Tuesday, December 30, 2008

Jyotish

Jyotish has been presented as something very difficult, very mysterious -- an unattainable goal by individuals with personal agenda. This is deplorable. Most of the sciences have many more rules and complex structure and are relatively easily handled by students all over the globe. Surely, any of these individuals, if they are interested can learn jyotish. It is true that all of those who study would not become accomplished jyotishis, but then not every engineer becomes an electronics expert, nor every doctor ends up becoming a neurosurgeon -- but the basics can be learned by most. A big deal is made about mathematical expertise and how in the pre-computer era (40s 50s 60s!) astrologers used to master the math behind horoscope casting. This is a myth because most individuals used ephemeris and used interpolation math or proportional logarithm which are essentially very simple math operations and somewhat imprecise and crude compared to the output generated by modern software which actually calculates the terms and quantities from scratch and derives planetary longitudes using fairly sophisticated algorithm that have benefitted over years by data produced by the NASA jet propulsion laboratory observations. Besides, once a software has been tested and debugged, it would give consistent results, whereas, if you are calculating by hand, there is the probability of your making mistakes each time and in different places during the calculations. Software is on the whole superior provided it has been properly designed, tested and debugged.

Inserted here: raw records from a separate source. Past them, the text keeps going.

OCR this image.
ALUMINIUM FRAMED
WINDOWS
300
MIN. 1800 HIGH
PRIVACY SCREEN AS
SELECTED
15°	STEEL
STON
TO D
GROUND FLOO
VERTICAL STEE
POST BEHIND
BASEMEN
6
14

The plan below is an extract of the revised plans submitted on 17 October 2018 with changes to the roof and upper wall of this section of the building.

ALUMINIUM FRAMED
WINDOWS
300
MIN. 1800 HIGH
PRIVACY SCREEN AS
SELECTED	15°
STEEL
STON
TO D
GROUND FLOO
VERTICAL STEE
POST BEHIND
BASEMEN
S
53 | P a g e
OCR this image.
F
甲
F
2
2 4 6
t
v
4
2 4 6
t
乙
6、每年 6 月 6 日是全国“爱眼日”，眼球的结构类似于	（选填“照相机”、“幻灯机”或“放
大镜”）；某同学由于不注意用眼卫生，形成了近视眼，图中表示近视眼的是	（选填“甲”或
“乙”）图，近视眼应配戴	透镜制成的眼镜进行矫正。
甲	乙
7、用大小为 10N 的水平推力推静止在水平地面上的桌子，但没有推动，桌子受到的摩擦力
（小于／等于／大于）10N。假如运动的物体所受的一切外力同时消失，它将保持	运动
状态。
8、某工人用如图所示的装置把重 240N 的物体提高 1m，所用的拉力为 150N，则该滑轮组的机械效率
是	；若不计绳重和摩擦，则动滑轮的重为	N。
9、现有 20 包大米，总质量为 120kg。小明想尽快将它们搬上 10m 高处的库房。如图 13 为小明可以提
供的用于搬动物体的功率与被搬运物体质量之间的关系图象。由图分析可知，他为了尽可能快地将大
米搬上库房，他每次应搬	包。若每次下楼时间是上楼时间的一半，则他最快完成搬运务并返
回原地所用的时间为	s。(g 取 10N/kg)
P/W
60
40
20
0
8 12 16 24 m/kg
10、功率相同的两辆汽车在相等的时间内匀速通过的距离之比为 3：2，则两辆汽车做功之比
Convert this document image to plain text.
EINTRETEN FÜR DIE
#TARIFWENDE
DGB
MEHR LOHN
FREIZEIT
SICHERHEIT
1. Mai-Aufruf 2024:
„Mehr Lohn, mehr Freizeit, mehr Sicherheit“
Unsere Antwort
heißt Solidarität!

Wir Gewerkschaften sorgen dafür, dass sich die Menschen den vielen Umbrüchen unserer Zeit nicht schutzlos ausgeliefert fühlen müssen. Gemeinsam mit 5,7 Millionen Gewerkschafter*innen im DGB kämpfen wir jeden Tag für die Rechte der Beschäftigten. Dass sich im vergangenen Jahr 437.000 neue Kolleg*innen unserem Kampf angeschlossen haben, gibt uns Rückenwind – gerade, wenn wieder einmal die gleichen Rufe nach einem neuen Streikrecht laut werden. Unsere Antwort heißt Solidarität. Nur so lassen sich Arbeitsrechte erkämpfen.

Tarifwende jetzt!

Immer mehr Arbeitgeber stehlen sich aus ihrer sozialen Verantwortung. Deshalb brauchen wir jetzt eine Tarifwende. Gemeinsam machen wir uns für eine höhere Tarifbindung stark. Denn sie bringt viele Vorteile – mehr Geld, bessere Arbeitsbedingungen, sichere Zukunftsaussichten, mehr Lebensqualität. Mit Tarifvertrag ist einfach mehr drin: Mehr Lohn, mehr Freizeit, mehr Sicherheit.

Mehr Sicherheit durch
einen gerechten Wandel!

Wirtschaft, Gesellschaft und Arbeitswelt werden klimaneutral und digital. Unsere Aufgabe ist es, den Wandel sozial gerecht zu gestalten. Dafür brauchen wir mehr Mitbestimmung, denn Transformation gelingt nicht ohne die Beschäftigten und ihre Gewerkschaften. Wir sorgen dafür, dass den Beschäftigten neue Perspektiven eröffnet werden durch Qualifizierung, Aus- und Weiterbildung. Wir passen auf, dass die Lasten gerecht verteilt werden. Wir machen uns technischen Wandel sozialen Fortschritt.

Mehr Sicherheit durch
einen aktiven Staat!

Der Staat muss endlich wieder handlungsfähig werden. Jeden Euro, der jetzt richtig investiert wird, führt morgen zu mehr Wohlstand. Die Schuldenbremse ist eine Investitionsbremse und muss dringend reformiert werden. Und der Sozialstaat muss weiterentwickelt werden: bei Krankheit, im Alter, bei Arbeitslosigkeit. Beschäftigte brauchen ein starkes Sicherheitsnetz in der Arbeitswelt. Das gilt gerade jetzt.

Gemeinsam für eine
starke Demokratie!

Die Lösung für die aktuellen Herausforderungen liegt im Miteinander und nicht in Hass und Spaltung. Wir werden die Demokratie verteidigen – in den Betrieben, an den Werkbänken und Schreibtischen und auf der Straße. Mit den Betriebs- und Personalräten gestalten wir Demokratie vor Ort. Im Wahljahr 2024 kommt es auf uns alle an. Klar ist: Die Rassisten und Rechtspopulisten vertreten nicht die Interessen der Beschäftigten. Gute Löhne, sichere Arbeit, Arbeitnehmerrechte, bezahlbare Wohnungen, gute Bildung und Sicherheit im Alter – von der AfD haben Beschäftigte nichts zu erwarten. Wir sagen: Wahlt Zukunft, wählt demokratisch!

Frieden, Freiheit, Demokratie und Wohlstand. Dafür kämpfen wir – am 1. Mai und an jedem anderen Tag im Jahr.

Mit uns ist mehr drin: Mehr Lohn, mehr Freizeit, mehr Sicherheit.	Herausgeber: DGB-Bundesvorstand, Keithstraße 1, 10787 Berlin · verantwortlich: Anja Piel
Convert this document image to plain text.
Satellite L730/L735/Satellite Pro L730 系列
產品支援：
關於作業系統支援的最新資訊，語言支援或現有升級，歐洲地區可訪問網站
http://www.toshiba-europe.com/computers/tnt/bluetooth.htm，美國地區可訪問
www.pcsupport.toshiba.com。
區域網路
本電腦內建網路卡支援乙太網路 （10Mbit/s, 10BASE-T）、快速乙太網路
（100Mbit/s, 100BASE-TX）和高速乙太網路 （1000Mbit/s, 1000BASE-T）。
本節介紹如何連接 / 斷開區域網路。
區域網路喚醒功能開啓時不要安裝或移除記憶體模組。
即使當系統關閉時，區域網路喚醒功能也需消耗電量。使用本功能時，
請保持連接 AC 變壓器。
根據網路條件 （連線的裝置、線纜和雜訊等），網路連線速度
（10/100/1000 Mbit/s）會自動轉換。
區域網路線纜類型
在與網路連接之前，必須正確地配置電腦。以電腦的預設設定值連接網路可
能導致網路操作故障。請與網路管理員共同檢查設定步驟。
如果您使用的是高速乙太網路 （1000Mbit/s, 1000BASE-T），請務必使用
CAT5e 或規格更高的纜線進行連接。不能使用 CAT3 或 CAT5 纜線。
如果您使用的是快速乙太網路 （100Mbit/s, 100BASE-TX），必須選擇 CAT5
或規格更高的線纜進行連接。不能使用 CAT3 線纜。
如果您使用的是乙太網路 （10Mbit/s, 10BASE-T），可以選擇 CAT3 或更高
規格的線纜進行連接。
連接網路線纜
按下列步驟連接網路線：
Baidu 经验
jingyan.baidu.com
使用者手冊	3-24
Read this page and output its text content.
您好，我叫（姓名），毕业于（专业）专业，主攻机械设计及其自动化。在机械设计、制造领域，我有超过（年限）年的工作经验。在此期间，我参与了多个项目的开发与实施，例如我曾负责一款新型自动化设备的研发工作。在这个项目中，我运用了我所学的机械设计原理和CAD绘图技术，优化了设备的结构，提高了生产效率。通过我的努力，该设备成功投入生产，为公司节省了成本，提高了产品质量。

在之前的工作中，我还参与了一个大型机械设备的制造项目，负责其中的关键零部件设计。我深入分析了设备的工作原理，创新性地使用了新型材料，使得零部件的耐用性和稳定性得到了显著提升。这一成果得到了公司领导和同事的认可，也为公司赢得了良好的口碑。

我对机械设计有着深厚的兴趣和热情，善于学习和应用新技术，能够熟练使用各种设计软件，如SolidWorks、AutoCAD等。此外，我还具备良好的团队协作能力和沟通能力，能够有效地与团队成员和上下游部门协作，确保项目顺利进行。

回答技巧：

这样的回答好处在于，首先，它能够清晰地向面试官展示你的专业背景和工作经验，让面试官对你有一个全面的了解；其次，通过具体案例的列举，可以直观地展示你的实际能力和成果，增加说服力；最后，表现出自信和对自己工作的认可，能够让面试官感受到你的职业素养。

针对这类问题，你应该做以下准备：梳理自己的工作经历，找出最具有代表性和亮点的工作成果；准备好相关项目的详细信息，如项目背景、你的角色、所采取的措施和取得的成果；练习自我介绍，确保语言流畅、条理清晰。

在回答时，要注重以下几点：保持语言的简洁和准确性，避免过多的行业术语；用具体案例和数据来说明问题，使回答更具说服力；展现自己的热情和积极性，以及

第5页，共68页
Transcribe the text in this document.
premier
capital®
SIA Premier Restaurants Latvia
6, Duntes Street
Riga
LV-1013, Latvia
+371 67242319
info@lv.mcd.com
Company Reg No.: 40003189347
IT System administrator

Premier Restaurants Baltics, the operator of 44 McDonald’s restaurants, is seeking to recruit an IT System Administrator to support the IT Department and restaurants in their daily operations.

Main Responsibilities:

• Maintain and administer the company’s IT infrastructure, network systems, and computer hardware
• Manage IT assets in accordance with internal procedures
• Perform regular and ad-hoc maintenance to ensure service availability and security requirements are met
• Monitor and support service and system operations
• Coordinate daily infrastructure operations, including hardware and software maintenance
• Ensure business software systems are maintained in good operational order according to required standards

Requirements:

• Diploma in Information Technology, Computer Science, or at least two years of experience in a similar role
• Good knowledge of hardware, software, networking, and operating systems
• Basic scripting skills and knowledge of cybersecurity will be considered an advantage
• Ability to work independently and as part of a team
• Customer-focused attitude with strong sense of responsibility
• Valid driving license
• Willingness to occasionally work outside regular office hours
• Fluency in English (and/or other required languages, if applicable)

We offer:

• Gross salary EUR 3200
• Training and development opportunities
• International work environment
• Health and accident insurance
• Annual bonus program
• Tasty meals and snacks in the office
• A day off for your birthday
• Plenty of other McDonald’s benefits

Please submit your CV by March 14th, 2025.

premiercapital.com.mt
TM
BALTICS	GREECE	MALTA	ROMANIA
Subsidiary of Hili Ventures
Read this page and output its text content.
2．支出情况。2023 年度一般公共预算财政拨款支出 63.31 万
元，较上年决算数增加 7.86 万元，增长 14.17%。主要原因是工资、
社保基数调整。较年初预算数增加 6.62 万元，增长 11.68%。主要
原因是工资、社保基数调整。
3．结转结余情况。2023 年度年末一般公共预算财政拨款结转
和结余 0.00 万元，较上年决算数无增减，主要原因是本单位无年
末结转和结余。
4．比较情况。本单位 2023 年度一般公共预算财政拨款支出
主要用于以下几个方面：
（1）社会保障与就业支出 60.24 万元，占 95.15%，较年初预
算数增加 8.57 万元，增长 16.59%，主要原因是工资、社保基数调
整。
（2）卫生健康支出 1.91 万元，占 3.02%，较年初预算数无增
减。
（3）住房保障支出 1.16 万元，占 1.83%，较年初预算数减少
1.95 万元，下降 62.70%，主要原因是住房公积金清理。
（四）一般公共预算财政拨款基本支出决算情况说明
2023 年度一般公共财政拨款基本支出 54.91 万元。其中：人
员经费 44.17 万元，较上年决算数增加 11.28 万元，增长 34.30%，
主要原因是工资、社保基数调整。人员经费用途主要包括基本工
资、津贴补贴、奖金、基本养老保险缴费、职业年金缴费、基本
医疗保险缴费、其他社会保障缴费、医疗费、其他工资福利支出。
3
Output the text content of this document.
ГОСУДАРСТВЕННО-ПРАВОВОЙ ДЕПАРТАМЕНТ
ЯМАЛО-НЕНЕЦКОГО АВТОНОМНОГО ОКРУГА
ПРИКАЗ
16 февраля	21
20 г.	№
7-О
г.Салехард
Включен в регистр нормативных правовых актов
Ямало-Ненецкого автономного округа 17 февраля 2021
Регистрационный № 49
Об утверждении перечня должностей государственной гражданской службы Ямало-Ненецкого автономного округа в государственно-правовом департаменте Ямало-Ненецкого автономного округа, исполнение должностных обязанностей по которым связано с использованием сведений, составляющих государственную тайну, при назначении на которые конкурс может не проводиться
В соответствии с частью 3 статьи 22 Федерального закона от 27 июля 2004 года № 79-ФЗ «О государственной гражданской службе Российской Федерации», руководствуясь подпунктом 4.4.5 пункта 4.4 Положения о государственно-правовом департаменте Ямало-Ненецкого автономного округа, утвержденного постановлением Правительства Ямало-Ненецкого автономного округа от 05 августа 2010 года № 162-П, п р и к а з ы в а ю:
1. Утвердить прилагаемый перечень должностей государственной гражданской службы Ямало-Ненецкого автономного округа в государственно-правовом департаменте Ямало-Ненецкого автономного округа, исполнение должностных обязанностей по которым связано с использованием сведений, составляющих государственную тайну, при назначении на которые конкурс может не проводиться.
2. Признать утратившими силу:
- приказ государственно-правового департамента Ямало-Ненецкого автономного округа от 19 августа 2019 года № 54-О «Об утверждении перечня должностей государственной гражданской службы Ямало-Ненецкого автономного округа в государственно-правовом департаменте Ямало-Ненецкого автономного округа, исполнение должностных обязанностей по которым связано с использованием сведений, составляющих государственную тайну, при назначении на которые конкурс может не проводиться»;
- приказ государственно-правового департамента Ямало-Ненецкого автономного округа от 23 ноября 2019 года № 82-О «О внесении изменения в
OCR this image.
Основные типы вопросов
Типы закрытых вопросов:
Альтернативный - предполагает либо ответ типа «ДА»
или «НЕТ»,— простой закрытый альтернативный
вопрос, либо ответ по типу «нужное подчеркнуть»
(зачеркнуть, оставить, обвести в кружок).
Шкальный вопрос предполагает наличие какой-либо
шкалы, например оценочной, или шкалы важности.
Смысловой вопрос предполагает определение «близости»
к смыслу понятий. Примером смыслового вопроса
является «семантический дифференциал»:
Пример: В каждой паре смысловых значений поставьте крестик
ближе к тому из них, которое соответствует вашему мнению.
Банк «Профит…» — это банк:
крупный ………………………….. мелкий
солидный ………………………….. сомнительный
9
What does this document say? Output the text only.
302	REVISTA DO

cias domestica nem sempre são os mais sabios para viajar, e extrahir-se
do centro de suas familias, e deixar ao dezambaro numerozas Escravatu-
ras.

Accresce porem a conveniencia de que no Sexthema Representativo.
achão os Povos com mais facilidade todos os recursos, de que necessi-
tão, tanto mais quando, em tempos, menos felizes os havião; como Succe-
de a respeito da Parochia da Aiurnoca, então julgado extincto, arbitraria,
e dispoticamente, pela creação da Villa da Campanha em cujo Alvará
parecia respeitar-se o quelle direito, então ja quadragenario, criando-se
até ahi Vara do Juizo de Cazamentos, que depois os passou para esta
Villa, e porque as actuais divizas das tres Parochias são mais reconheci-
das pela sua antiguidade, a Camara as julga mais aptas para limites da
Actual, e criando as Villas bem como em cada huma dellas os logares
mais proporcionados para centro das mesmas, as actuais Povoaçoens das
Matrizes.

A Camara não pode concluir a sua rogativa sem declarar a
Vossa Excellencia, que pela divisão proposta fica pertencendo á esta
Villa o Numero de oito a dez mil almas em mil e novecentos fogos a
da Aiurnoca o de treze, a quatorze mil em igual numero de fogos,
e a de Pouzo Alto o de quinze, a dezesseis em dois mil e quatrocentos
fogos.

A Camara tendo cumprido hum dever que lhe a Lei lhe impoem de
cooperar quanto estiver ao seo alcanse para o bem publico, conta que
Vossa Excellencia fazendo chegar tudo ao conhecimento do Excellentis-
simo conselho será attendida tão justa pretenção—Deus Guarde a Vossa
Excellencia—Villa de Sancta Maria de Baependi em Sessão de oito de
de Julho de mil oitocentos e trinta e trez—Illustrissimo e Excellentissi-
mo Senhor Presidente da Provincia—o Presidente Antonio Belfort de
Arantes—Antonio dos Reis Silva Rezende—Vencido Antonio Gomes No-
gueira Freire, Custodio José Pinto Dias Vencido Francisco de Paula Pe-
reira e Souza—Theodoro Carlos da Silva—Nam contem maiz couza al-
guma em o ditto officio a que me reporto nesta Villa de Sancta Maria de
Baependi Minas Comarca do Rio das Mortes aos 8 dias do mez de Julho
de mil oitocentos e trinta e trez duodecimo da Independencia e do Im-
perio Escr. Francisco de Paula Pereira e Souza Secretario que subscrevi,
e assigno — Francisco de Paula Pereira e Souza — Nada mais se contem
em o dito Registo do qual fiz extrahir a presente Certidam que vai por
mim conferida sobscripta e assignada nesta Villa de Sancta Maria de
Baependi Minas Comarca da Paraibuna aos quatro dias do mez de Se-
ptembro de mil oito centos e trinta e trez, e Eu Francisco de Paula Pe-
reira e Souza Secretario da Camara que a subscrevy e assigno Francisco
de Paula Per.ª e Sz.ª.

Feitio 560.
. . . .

When a child is born or a question is formulated or a new venture begun, the moment is believed to hold valuable information regarding the 'fate' and characteristics of that child, question or venture, like the seed holds all that is required to make a tree. This is the simple premise of astrology. In jyotish, the moment or epoch is associated primarily with ten indicators. These are the seven visible bodies, sun, moon, mercury, venus, mars, jupiter and saturn, the two lunar nodes, rahu and ketu, and the point on the zodiac or ecliptic belt that intersects with the local horizon. For ease of understanding, think of the zodiac as the rainbow. The point where the 'rainbow' -- that is the zodiac of constellations and signs --meets the horizon gives the rising degree. This rising degree forms the mid-point of the first house. For practical purposes, the entire sign is taken to represent the first house and the next sign (to rise) then becomes the second house and so it continues till we come to the sign that has risen completely above the horizon and this forms the 12th house.

The tenth house, is the sign that is right above our head or at the zenith. There is no logical reason behind the signs or why they are each 30 degrees long. There is a parallelism between the planetary rulership and the order of the signs, though. The sign rulerships that are clustered around the signs (assumed or axiomatically known to be) ruled by sun and moon are based on the orbits of the planets arranged around the sun, so we have gemini and virgo ruled by mercury, taurus and libra ruled by venus, aries and scorpio ruled by mars, pisces and sagittarius ruled by jupiter and aquarius and capricorn ruled by saturn. When viewing and measuring the signs, we come across some signs that are of long ascension and rise over a longer period of time in the northern hemisphere (the opposite is true for the signs in the southern hemisphere, what is long in north is short in southern hemisphere). This is caused by the obliquity of the ecliptic (in reference to the earth's plane) and leads to the observation of phenomena such as interception of the signs with some of the signs not rising at all at certain times during the year. In the higher latitudes, therefore, some recommend the use of house systems, something that is not very clearly or strongly indicated in jyotish texts.
Some argue that this is because jyotish developed in regions of earth near the equator and interception of signs is not observed there. The jury is still out on this one. One can think of the signs as being the product of the orbit of the earth around the sun and the houses as being the product of the rotation of earth around its axis. The daily and monthly/annual motion of earth in the sky lead to the creation of sign and houses. The perspective of astrology is, therefore, geocentric or perhaps more precisely, geotopocentric, as some might like to emphasize.